Date: Wednesday, 22 February 2023
Time: 2pm
Location: A1054

The Department of Politics and Public Administration continues their seminar series with “Aviation, Arms, and Apologies: mapping the Boeing social media response to 2019 Ethiopian Airlines crash” by Natalie Jester (University of Gloucestershire) and Emma Dolan (UL). Boeing is most famous for aviation but also produces arms, making $29.2billion from the latter in 2018. Whilst deaths facilitated by the arms trade are largely unacknowledged, cast into the realm of the “public secret”, Boeing produces itself through “neutral” technological advancement.
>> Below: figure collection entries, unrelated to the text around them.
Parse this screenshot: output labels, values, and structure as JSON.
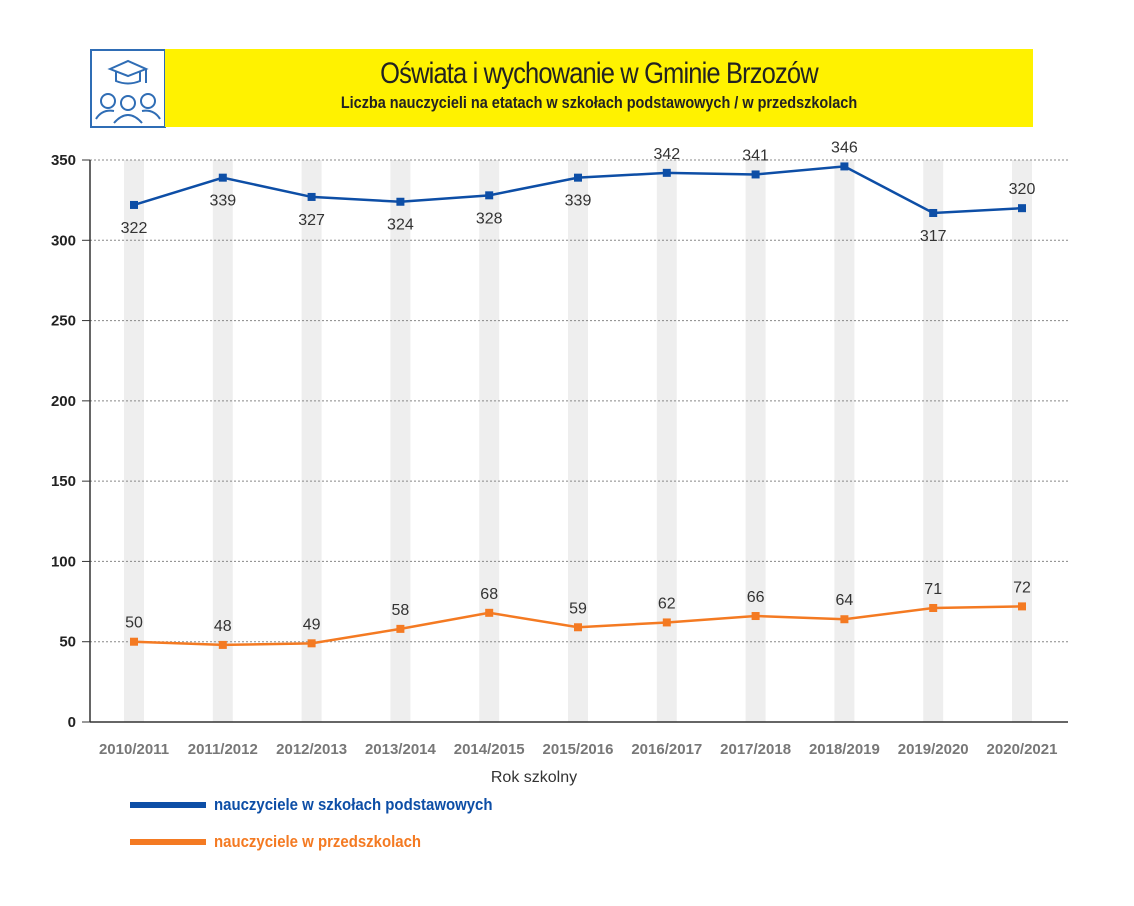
{
  "header": {
    "title": "Oświata i wychowanie w Gminie Brzozów",
    "subtitle": "Liczba nauczycieli na etatach w szkołach podstawowych / w przedszkolach",
    "icon": "graduation-students-icon"
  },
  "colors": {
    "blue": "#0d4ea6",
    "orange": "#f47a22",
    "header_bg": "#fff200",
    "band": "#eeeeee"
  },
  "chart_data": {
    "type": "line",
    "title": "Liczba nauczycieli na etatach w szkołach podstawowych / w przedszkolach",
    "xlabel": "Rok szkolny",
    "ylabel": "",
    "ylim": [
      0,
      350
    ],
    "yticks": [
      0,
      50,
      100,
      150,
      200,
      250,
      300,
      350
    ],
    "grid": true,
    "legend_position": "bottom-left",
    "categories": [
      "2010/2011",
      "2011/2012",
      "2012/2013",
      "2013/2014",
      "2014/2015",
      "2015/2016",
      "2016/2017",
      "2017/2018",
      "2018/2019",
      "2019/2020",
      "2020/2021"
    ],
    "series": [
      {
        "name": "nauczyciele w szkołach podstawowych",
        "color": "#0d4ea6",
        "values": [
          322,
          339,
          327,
          324,
          328,
          339,
          342,
          341,
          346,
          317,
          320
        ],
        "label_side": [
          "below",
          "below",
          "below",
          "below",
          "below",
          "below",
          "above",
          "above",
          "above",
          "below",
          "above"
        ]
      },
      {
        "name": "nauczyciele w przedszkolach",
        "color": "#f47a22",
        "values": [
          50,
          48,
          49,
          58,
          68,
          59,
          62,
          66,
          64,
          71,
          72
        ],
        "label_side": [
          "above",
          "above",
          "above",
          "above",
          "above",
          "above",
          "above",
          "above",
          "above",
          "above",
          "above"
        ]
      }
    ]
  }
}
This paper builds on works on public secrecy, which investigate how (lack of) acknowledgement obscures everyday security arrangements. How can we know the public secret? We argue that public apology and scandal function as boundary-delineating practices, locating certain issues within the public secret and rendering others knowable and sayable. We examine Boeing’s Twitter response to the March 2019 Ethiopian Airlines flight 302 crash. The content: 1) produced the crash as tragedy, positioning Boeing as “sorry” and capable of grief, 2) allowed Boeing to “take responsibility”, positioning safe operation of their products as a moral obligation. Within the wider political context of the arms trade on the one hand and responsibility for safety in commercial aviation on the other, we position Boeing’s Twitter navigation of apology/scandal not as simply corporate face-saving, but as a practice of (re)confirming the public secret, positioning aviation deaths as knowable and grievable, and those lost to the arms industry as neither. This seminar will take place 2pm, Wednesday February 22 in A1054. All welcome!